Ranjit Hoskote tells me that as a child he was fascinated by the power of naming. “I remember hearing the word ‘rhombus’ for the first time, and thinking it was round and sugary and ready to burst.”

In Hoskote’s stunning collection of poems, Central Time, there’s a great sparking of words against other words—“kerf, stroud, adze, spigot… brocade, palimpsest, persimmon, jade.” Words rescued from history, from the earth, from eclipsed Norse, Germanic, Saxon and Sanskrit origins. “I love the possibility of returning to the magic, the enchantment, the mantra-like incantatory power of the name,” he says. And so, in his poems there are “butterflies of meaning”, “rain-rivered spaces” and “satraps of the night”.

“I wind all things up, give them names/ and beginnings that haunt them to the end,” he writes.
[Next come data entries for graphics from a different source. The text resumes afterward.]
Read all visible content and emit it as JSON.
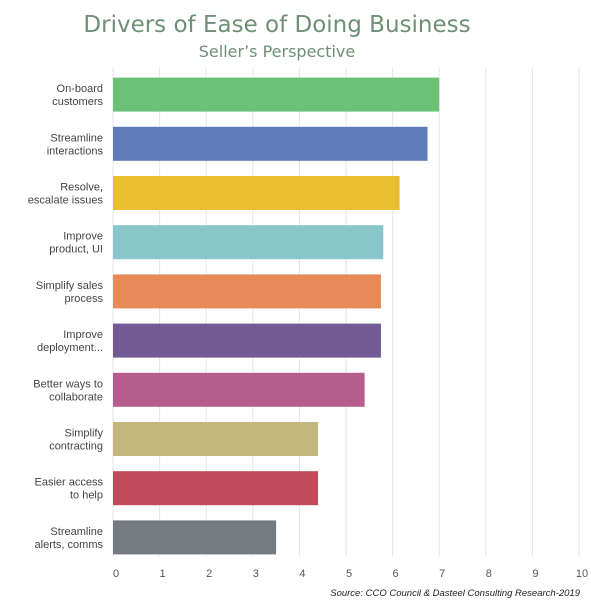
{
  "chart_data": {
    "type": "bar",
    "orientation": "horizontal",
    "title": "Drivers of Ease of Doing Business",
    "subtitle": "Seller’s Perspective",
    "categories": [
      [
        "On-board",
        "customers"
      ],
      [
        "Streamline",
        "interactions"
      ],
      [
        "Resolve,",
        "escalate issues"
      ],
      [
        "Improve",
        "product, UI"
      ],
      [
        "Simplify sales",
        "process"
      ],
      [
        "Improve",
        "deployment..."
      ],
      [
        "Better ways to",
        "collaborate"
      ],
      [
        "Simplify",
        "contracting"
      ],
      [
        "Easier access",
        "to help"
      ],
      [
        "Streamline",
        "alerts, comms"
      ]
    ],
    "values": [
      7.0,
      6.75,
      6.15,
      5.8,
      5.75,
      5.75,
      5.4,
      4.4,
      4.4,
      3.5
    ],
    "colors": [
      "#6cc177",
      "#5e7bb8",
      "#e9bf31",
      "#88c6cc",
      "#e88a57",
      "#725b92",
      "#b65d8d",
      "#c3b77e",
      "#c04b5a",
      "#757a80"
    ],
    "xlim": [
      0,
      10
    ],
    "xticks": [
      0,
      1,
      2,
      3,
      4,
      5,
      6,
      7,
      8,
      9,
      10
    ],
    "grid": true,
    "legend": "none",
    "source": "Source: CCO Council & Dasteel Consulting Research-2019"
  }
}
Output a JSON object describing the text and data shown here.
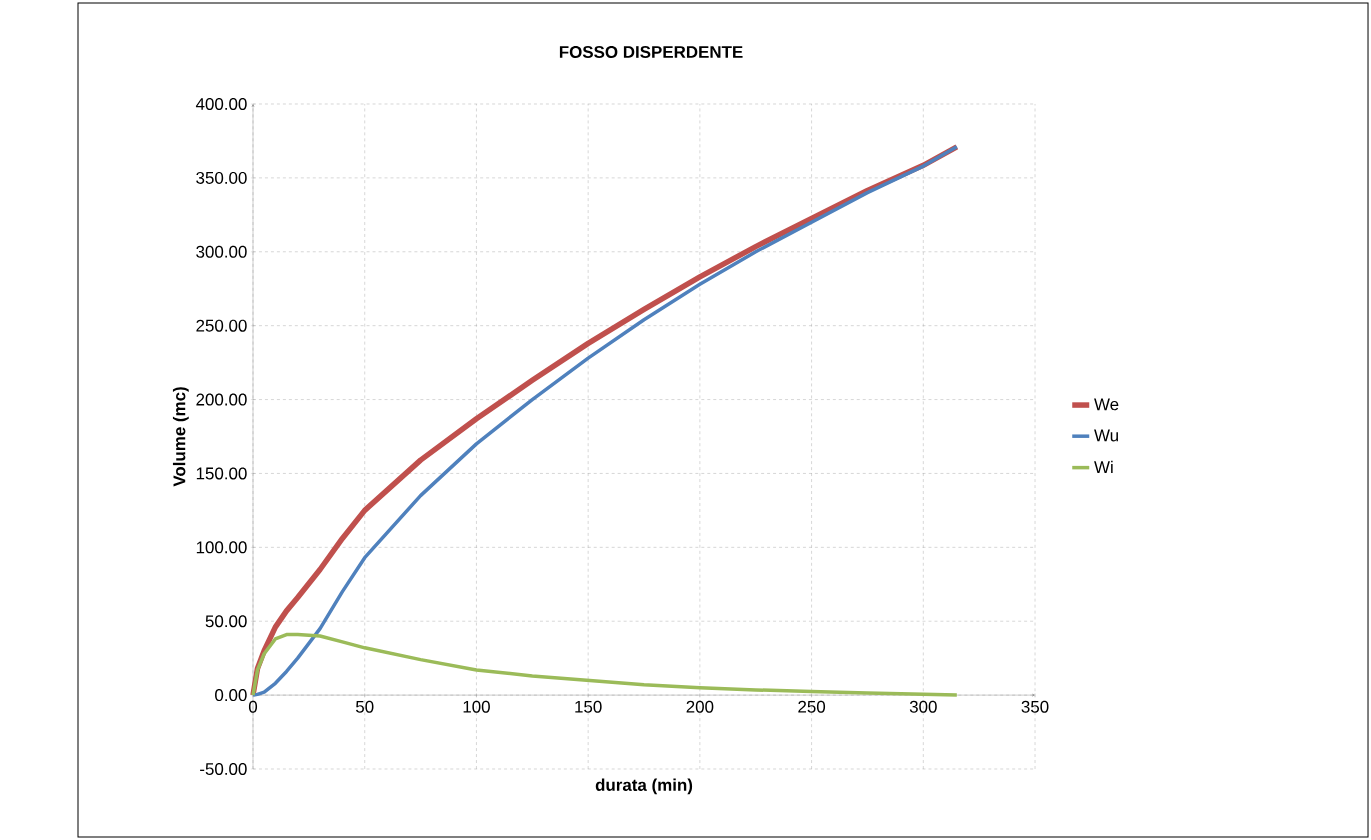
{
  "chart_data": {
    "type": "line",
    "title": "FOSSO DISPERDENTE",
    "xlabel": "durata (min)",
    "ylabel": "Volume (mc)",
    "x": [
      0,
      2,
      5,
      10,
      15,
      20,
      30,
      40,
      50,
      75,
      100,
      125,
      150,
      175,
      200,
      225,
      250,
      275,
      300,
      315
    ],
    "series": [
      {
        "name": "We",
        "color": "#c0504d",
        "values": [
          0,
          18,
          30,
          46,
          57,
          66,
          85,
          106,
          125,
          159,
          187,
          213,
          238,
          261,
          283,
          303.5,
          322.5,
          341.5,
          358.5,
          371
        ]
      },
      {
        "name": "Wu",
        "color": "#4f81bd",
        "values": [
          0,
          0.5,
          2,
          8,
          16,
          25,
          45,
          70,
          93,
          135,
          170,
          200,
          228,
          254,
          278,
          300,
          320,
          340,
          358,
          371
        ]
      },
      {
        "name": "Wi",
        "color": "#9bbb59",
        "values": [
          0,
          17,
          28,
          38,
          41,
          41,
          40,
          36,
          32,
          24,
          17,
          13,
          10,
          7,
          5,
          3.5,
          2.5,
          1.5,
          0.5,
          0
        ]
      }
    ],
    "xlim": [
      0,
      350
    ],
    "ylim": [
      -50,
      400
    ],
    "xticks": [
      0,
      50,
      100,
      150,
      200,
      250,
      300,
      350
    ],
    "yticks": [
      {
        "value": -50,
        "label": "-50.00"
      },
      {
        "value": 0,
        "label": "0.00"
      },
      {
        "value": 50,
        "label": "50.00"
      },
      {
        "value": 100,
        "label": "100.00"
      },
      {
        "value": 150,
        "label": "150.00"
      },
      {
        "value": 200,
        "label": "200.00"
      },
      {
        "value": 250,
        "label": "250.00"
      },
      {
        "value": 300,
        "label": "300.00"
      },
      {
        "value": 350,
        "label": "350.00"
      },
      {
        "value": 400,
        "label": "400.00"
      }
    ],
    "grid": true,
    "legend": "right",
    "line_style": "solid"
  }
}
There’s also great movement in Hoskote’s poems—a “shuttling between was and is.” Walls, houses, people, art, all seem to be up and going somewhere. “It’s absolutely amazing that you’ve focused on the leap as a gesture in my poetry!” he says. An unenthusiastic sportsman in school, Hoskote tells me that the only disciplines he excelled at were karate and gymnastics—for their grace and movement, fluency of gesture, the ability to let go and arc across distances. In his poetry too, this movement is palpable, but it’s not merely physical, it’s ancestral too.

A descendant of diasporic ethnic Saraswat Brahmins, who migrated from Kashmir to the West Coast, Hoskote says, “I’ve always felt enabled and empowered by having no simple answer to the great Indian question, ‘What are you?’… The answer involves leaping across borders, regions, languages; it embraces migrations and detours…”

“This tension between staying and leaving, being earthbound and achieving flight, has always been in me,” he says. And while Bombay might be the centre of Hoskote’s cosmology, his poems flit from Anuradhapura to Berlin to Kabul. “Archaeology, as a forensic art of reconstructing lost narratives, is something I’ve responded to always—it’s a form of overcoming amnesia, of retrieving parts of ourselves that we never knew existed, or had only vague glimmerings of. Zameen and khwab are powerful and related opposites in my work—earth and dream, ground of belonging and territory of desire.”

And central to all these meanderings is art itself—painters, sculptors, poets—to whom Hoskote dedicates his poems. Bhupen Khakhar, Masaki Fujihata, Richard Serra—it is a diverse and heady list of the dead and living—mentors, inspirers, friends. And with each poem written to these spirit ancestors and trans-cultural wanderers, Hoskote is attempting what he calls “experimental continuity,” a conversation carried across time and space. “Ekphrasis, to me, is one of the most ancient gestures by which poets have borne witness to the reality of art.” In “To the Sanskrit Poets,” he exhorts, “Leave us these threads to unravel, embroider/…Leave us the jigsaw of previous lives.”

It is this remarkable reach for inter-connectedness, coupled with Hoskote’s flair for the surreal (“the croaking of a crumpled Mondrian” and a “garden gate swung free of its hinges”) that makes Central Time such a glorious poetic affirmation. Does poetry matter? “Absolutely,” he says, “it is the river where the unsaid and the unsayable might find fluency.” One might even say it is “a name for absence”.